Da redação
A 3ª Vara Federal de Sergipe julgou procedentes os pedidos formulados pelo Ministério Público Federal (MPF) em ação civil pública e determinou que a União, o estado de Sergipe e o município de Aracaju habilitem e implantem pelo menos um Serviço de Atenção Especializada ou de Referência em Doenças Raras no estado. A decisão também exige a estruturação da Rede de Atenção Integral às Pessoas com Doenças Raras nos três níveis de governo.
A sentença tem como objetivo garantir à população sergipana o acesso a diagnóstico, exames genéticos e tratamento adequado dentro do Sistema Único de Saúde (SUS). Atualmente, o estado não conta com nenhum serviço público habilitado especificamente para atender esse tipo de paciente, apesar de a política nacional voltada ao tema estar em vigor há mais de uma década.
Prazos e obrigações estabelecidos
Entre as medidas determinadas pela Justiça, o estado de Sergipe e o município de Aracaju têm o prazo de 120 dias para organizar e pactuar, no âmbito do Colegiado Intergestores Regional (CIR) e da Comissão Intergestores Bipartite (CIB), a linha de cuidado da futura rede de atendimento.

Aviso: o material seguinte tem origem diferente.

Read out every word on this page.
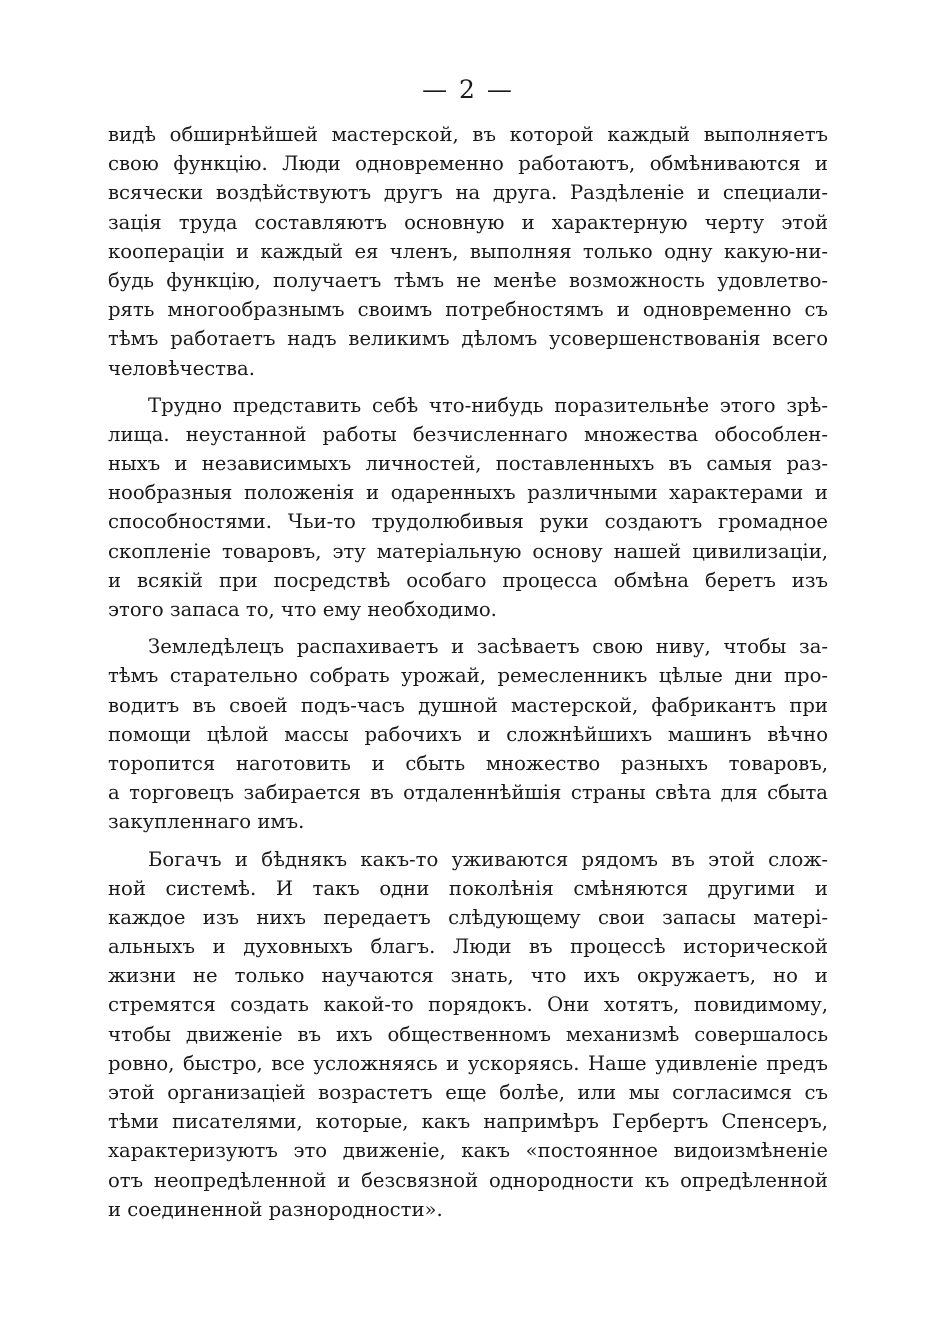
— 2 —
видѣ обширнѣйшей мастерской, въ которой каждый выполняетъ
свою функцію. Люди одновременно работаютъ, обмѣниваются и
всячески воздѣйствуютъ другъ на друга. Раздѣленіе и специали-
зація труда составляютъ основную и характерную черту этой
коопераціи и каждый ея членъ, выполняя только одну какую-ни-
будь функцію, получаетъ тѣмъ не менѣе возможность удовлетво-
рять многообразнымъ своимъ потребностямъ и одновременно съ
тѣмъ работаетъ надъ великимъ дѣломъ усовершенствованія всего
человѣчества.
Трудно представить себѣ что-нибудь поразительнѣе этого зрѣ-
лища. неустанной работы безчисленнаго множества обособлен-
ныхъ и независимыхъ личностей, поставленныхъ въ самыя раз-
нообразныя положенія и одаренныхъ различными характерами и
способностями. Чьи-то трудолюбивыя руки создаютъ громадное
скопленіе товаровъ, эту матеріальную основу нашей цивилизаціи,
и всякій при посредствѣ особаго процесса обмѣна беретъ изъ
этого запаса то, что ему необходимо.
Земледѣлецъ распахиваетъ и засѣваетъ свою ниву, чтобы за-
тѣмъ старательно собрать урожай, ремесленникъ цѣлые дни про-
водитъ въ своей подъ-часъ душной мастерской, фабрикантъ при
помощи цѣлой массы рабочихъ и сложнѣйшихъ машинъ вѣчно
торопится наготовить и сбыть множество разныхъ товаровъ,
а торговецъ забирается въ отдаленнѣйшія страны свѣта для сбыта
закупленнаго имъ.
Богачъ и бѣднякъ какъ-то уживаются рядомъ въ этой слож-
ной системѣ. И такъ одни поколѣнія смѣняются другими и
каждое изъ нихъ передаетъ слѣдующему свои запасы матері-
альныхъ и духовныхъ благъ. Люди въ процессѣ исторической
жизни не только научаются знать, что ихъ окружаетъ, но и
стремятся создать какой-то порядокъ. Они хотятъ, повидимому,
чтобы движеніе въ ихъ общественномъ механизмѣ совершалось
ровно, быстро, все усложняясь и ускоряясь. Наше удивленіе предъ
этой организаціей возрастетъ еще болѣе, или мы согласимся съ
тѣми писателями, которые, какъ напримѣръ Гербертъ Спенсеръ,
характеризуютъ это движеніе, какъ «постоянное видоизмѣненіе
отъ неопредѣленной и безсвязной однородности къ опредѣленной
и соединенной разнородности».
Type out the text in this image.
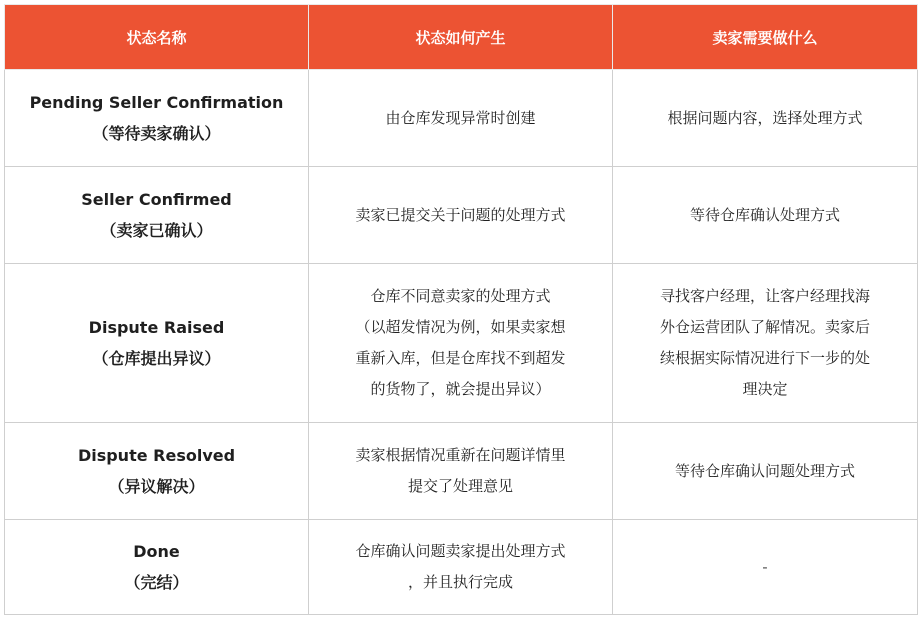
状态名称	状态如何产生	卖家需要做什么

Pending Seller Confirmation
（等待卖家确认）	由仓库发现异常时创建	根据问题内容，选择处理方式

Seller Confirmed
（卖家已确认）	卖家已提交关于问题的处理方式	等待仓库确认处理方式

Dispute Raised
（仓库提出异议）	仓库不同意卖家的处理方式
（以超发情况为例，如果卖家想
重新入库，但是仓库找不到超发
的货物了，就会提出异议）	寻找客户经理，让客户经理找海
外仓运营团队了解情况。卖家后
续根据实际情况进行下一步的处
理决定

Dispute Resolved
（异议解决）	卖家根据情况重新在问题详情里
提交了处理意见	等待仓库确认问题处理方式

Done
（完结）	仓库确认问题卖家提出处理方式
，并且执行完成	-
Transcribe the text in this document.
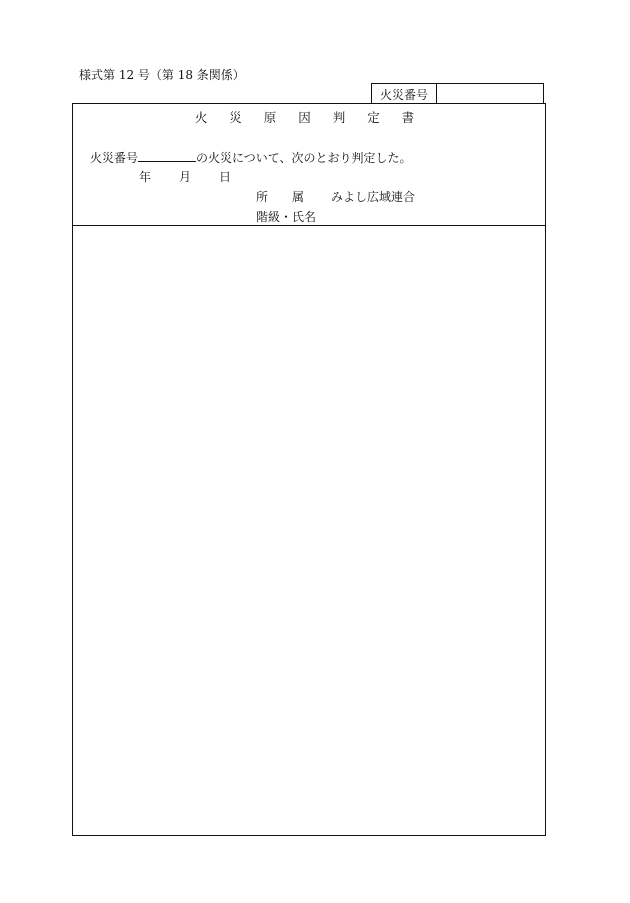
様式第 12 号（第 18 条関係）
火災番号
火 災 原 因 判 定 書
火災番号	の火災について、次のとおり判定した。
年 月 日
所　　属 みよし広域連合
階級・氏名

Para essa etapa específica, a sentença determinou cumprimento imediato, sem possibilidade de suspensão dos efeitos.
Já para a habilitação e implantação efetiva de ao menos um estabelecimento de saúde público como Serviço de Atenção Especializada ou de Referência em Doenças Raras, os três entes federativos — União, estado e município — têm prazo de 240 dias. Além disso, os réus deverão comprovar em até 60 dias as providências iniciais já adotadas, com apresentação de cronograma físico-financeiro detalhando as próximas etapas do processo.
Na sentença, a Justiça rejeitou expressamente a proposta apresentada pelo município de Aracaju de apenas readequar um espaço físico anteriormente destinado a outra finalidade. Segundo a decisão, essa alternativa configurava medida paliativa e tecnicamente inidônea, já que não apresentava detalhamento sobre dotação orçamentária nem sobre a formação da equipe multidisciplinar exigida para esse tipo de serviço. Para assegurar o cumprimento da decisão, foi fixada multa diária de R$ 5 mil para cada um dos entes públicos em caso de descumprimento das obrigações.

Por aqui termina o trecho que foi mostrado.